DO sit down to eat at busy food stalls, not deserted one: the food will probably be better there and the atmosphere certainly will be!
DO go during local meal times (around 11h30 – 13h00 for lunch, no later than 20h00 for dinner):there are not many refrigerators on the street and Vietnam is a tropical country, so if you prefer fresh food, eat early!
DON’T wait to be served: looking at what others are eating and point out something that looks tasty or have a peek in to the cooking pots and choose from there.
DO learn the Vietnamese words for No monosodium glutamate, just say “Không mỳ chính” with a smile when you order, and I fit is already added, the chef may leave out…
DON’T forget to give your bowl and chopsticks a good wipe with the paper napkins provided, like everyone else around you: a Vietnamese doctor friend declares it probable affords little or no protection from possible contamination but it is essential for the street credibility.
DON’T panic about hygiene – if you choose sensibly, your meal will not only be very cheap but also very delicious. Safest of all are the vast array of filling soups and rice gruels. Deep-fried or boiled meat and vegetables are also a good bet.

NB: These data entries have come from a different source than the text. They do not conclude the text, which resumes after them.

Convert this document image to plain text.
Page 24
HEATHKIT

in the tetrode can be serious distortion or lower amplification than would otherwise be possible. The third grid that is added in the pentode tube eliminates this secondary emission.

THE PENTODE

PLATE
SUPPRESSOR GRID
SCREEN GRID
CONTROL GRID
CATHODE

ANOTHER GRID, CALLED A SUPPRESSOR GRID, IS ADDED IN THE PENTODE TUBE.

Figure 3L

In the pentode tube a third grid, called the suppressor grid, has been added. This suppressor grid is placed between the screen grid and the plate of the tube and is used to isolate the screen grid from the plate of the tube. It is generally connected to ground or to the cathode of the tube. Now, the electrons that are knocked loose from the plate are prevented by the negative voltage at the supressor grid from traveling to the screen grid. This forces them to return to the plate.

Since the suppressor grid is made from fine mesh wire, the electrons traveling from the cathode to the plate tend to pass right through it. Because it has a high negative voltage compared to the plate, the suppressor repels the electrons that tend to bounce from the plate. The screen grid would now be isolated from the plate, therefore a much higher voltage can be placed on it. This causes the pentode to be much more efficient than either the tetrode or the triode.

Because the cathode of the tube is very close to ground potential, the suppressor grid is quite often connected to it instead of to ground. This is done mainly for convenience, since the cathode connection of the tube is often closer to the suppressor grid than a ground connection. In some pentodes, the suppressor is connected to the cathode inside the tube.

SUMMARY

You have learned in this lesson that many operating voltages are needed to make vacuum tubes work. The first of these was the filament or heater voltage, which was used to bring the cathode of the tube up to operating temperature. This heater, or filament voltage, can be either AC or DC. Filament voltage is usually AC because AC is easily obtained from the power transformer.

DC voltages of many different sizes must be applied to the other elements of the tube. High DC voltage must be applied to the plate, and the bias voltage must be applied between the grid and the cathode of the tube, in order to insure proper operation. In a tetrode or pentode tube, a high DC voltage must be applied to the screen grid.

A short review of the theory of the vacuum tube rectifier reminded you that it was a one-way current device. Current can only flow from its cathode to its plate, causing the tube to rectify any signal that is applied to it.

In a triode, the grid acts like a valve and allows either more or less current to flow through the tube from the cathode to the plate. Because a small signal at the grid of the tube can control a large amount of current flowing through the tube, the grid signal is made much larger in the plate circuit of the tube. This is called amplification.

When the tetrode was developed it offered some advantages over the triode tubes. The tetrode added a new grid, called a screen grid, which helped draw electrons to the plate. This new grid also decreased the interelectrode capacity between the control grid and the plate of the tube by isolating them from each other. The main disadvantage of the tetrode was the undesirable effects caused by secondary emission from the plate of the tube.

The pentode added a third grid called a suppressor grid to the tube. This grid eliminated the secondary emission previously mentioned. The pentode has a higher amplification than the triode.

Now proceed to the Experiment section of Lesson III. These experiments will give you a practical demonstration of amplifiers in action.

DO use your judgment: for example, ice is usually made from the purified water but if you are outside the bigger towns or it’s the rainy season, better not risk it. If you have a delicate stomach, avoid herbs and raw vegetable and eat only fruit that has been peeled. In fact, this latest point applies anywhere if you are worried about consuming pesticide, as they are showered over fruit in terrifying and uncontrolled quantities in Vietnam.
DO drink bia hoi. It is a safe, local choice and will help ease down almost anything.
DON’T stare at the pavement under your table, it might spoil your appetite, as this is the natural repository for any garbage or inedible bits left by previous customers.